Słynny jazzman w szczecińskim zamku
Marcus Miller, uznawany za jednego z najsłynniejszych basistów na współczesnej światowej scenie jazzowej, da jedyny w Polsce koncert - w środę w Szczecinie. Odbędzie się on w ramach VII edycji Szczecin Music Fest.
Marcus Miller wystąpi wraz z zespołem i zaprezentuje program pt. "TUTU Revisited, The Music of Miles Davis".
Marcus Miller jest nie tylko najsłynniejszym basistą współczesnego jazzu, ale także niezwykle rozchwytywanym muzykiem sesyjnym i wybitnym producentem. - Dziennikarze policzyli, że artysta w swojej karierze nagrał i wyprodukował około pół tysiąca płyt - mówi organizator imprezy, Dariusz Startek
Współpracował z najwybitniejszymi postaciami muzyki, takimi jak m.in. Frank Sinatra, Aretha Franklin, Wayne Shorter, Herbie Hancock, George Benson, Natalie Cole, Al Jarreau, Chaka Khan, Eric Clapton.

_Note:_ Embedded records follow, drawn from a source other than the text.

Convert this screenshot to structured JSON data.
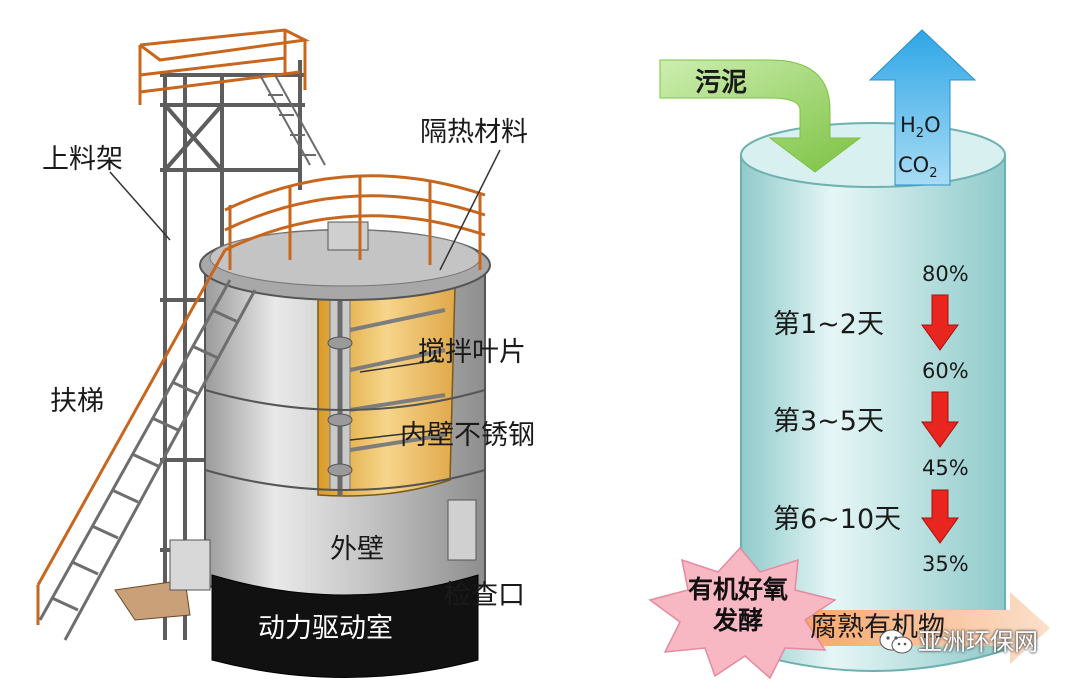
{
  "equipment": {
    "labels": {
      "feeding_rack": "上料架",
      "insulation": "隔热材料",
      "mixing_blades": "搅拌叶片",
      "ladder": "扶梯",
      "inner_wall": "内壁不锈钢",
      "outer_wall": "外壁",
      "inspection_port": "检查口",
      "drive_room": "动力驱动室"
    }
  },
  "process": {
    "input_label": "污泥",
    "gases": {
      "h2o_main": "H",
      "h2o_sub": "2",
      "h2o_tail": "O",
      "co2_main": "CO",
      "co2_sub": "2"
    },
    "stages": [
      {
        "label": "第1~2天",
        "from": "80%",
        "to": "60%"
      },
      {
        "label": "第3~5天",
        "from": "60%",
        "to": "45%"
      },
      {
        "label": "第6~10天",
        "from": "45%",
        "to": "35%"
      }
    ],
    "burst_line1": "有机好氧",
    "burst_line2": "发酵",
    "output_label": "腐熟有机物",
    "colors": {
      "input_arrow": "#9bd45c",
      "gas_arrow": "#3fb0e8",
      "down_arrow": "#e8251e",
      "tank": "#bfe6e6",
      "burst": "#f7b7c3"
    }
  },
  "watermark": {
    "text": "亚洲环保网",
    "icon": "wechat-icon"
  }
}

Światową sławę zdobył w latach 80. dzięki współpracy z Milesem Davisem. Powstały wtedy albumy "We Want Miles", "Music from Siesta", "Amandla" oraz "Tutu".
Marcus Miller (ur. 14 czerwca 1959 r. w USA) jest gitarzystą basowym, multiinstrumentalistą, kompozytorem i aranżerem. Według "Encyklopedii jazzu", jego koncerty to wielkie muzyczne show i wspaniałe artystyczne emocje. Znany ze współpracy z gigantami sceny jazzowej, potocznie określany jest jako wychowanek Milesa Davisa, u boku którego zaczął swoją wielką karierę.
Popularność i uznanie zyskał przede wszystkim jako solista i lider własnych licznych formacji. Szczególne aktywny jest także jako muzyk studyjny, zapraszany do nagrań innych artystów. Dał się poznać także jako wybitny producent muzyczny i kompozytor muzyki do wielu filmów, m.in. "Boomerang" (z udziałem Eddy'ego Murphy'ego i Halle Berry), "House Party" (z Martinem Lawrensem). Jest autorem przeboju "Da Butt" z filmu Spike'a Lee pt."School Daze".
Koncert Marcusa Millera odbędzie się w środę wieczorem na szczecińskim Zamku Książąt Pomorskich. Ale nie będzie to jedyna okazja, by zobaczyć go na żywo. Do Polski Marcus Miller wróci już w sierpniu i wystąpi razem z Leszkiem Możdzerem w Gdańsku podczas drugiego festiwalu Solidarity of Arts.